L5:                                               ; preds = %L5, %middle.block
  %"##i#8487.0" = phi i64 [ %35, %L5 ], [ %resume.val, %middle.block ]
  %res.1 = phi double [ %34, %L5 ], [ %31, %middle.block ]
  %32 = getelementptr double* %17, i64 %"##i#8487.0"
  %33 = load double* %32, align 8
  %34 = fadd fast double %res.1, %33
  %35 = add i64 %"##i#8487.0", 1
  %exitcond = icmp eq i64 %35, %14
  br i1 %exitcond, label %L11, label %L5

L11:                                              ; preds = %L5, %middle.block, %pass2
  %res.3 = phi double [ 0.000000e+00, %pass2 ], [ %34, %L5 ], [ %31, %middle.block ]
  ret double %res.3
}
johnmyleswhite commented 9 years ago

I wonder if this is something that Base could help us with. I don't really understand why Nullable{Float64} needs any memory allocation.

davidagold commented 9 years ago

Indeed, if that's even the reason (I may be misrepresenting Jacob's thought).

quinnj commented 9 years ago

It's not a crazy allocation, but there is a cost to constructing a Nullable type and grabbing an extra Bool. The reasoning for my code pattern above is for cases where you'll be working over the values of a NullableArray and have a good "default" value for null values.

johnmyleswhite commented 9 years ago

Yeah, I'm on board with this interface. But it still seems really weird that there's any allocations since I would think you should always be able to keep the current nullable on the stack if it's wrapping a bitstype.
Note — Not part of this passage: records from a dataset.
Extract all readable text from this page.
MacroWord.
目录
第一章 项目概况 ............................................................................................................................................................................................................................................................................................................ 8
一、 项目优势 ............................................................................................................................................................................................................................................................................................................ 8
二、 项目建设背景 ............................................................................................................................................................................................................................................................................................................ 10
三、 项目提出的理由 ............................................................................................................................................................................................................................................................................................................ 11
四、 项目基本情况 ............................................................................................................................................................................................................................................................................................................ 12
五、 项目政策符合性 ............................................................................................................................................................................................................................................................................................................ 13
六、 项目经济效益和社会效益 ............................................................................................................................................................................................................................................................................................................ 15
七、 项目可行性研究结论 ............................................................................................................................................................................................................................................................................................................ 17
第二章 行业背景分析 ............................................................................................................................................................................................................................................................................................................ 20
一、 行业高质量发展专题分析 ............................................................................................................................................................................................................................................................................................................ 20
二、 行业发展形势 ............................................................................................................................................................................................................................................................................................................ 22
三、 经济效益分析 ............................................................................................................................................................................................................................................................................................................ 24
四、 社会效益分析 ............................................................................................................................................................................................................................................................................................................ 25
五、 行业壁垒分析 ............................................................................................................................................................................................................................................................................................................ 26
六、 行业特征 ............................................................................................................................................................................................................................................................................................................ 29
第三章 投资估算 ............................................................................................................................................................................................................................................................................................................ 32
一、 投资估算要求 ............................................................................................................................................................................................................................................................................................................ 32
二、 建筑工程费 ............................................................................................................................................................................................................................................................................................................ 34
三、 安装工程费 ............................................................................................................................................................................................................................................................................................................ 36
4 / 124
johnmyleswhite commented 9 years ago

My current take-away: what's wrong is actually that getindex has a branch in it.

johnmyleswhite commented 9 years ago

Given some improvements in this package and a tentative change in Base, we might not need this method for speed.

quinnj commented 9 years ago

+1 to removing the method

johnmyleswhite commented 9 years ago

I'm becoming more in favor of removing it.

davidagold commented 9 years ago

If its only conceivable use is in non-standard indexing methods, then +1. I can't really think of any other use for it ATM.

johnmyleswhite commented 9 years ago

The one conceivable use is making it easy to pull out the mask without even accessing the values array, but that exposes enough implementation details that it seems reasonable to just tell people to work with the internals if they need that kind of detail.

davidagold commented 9 years ago

Done. Easy enough to revert if we change our minds.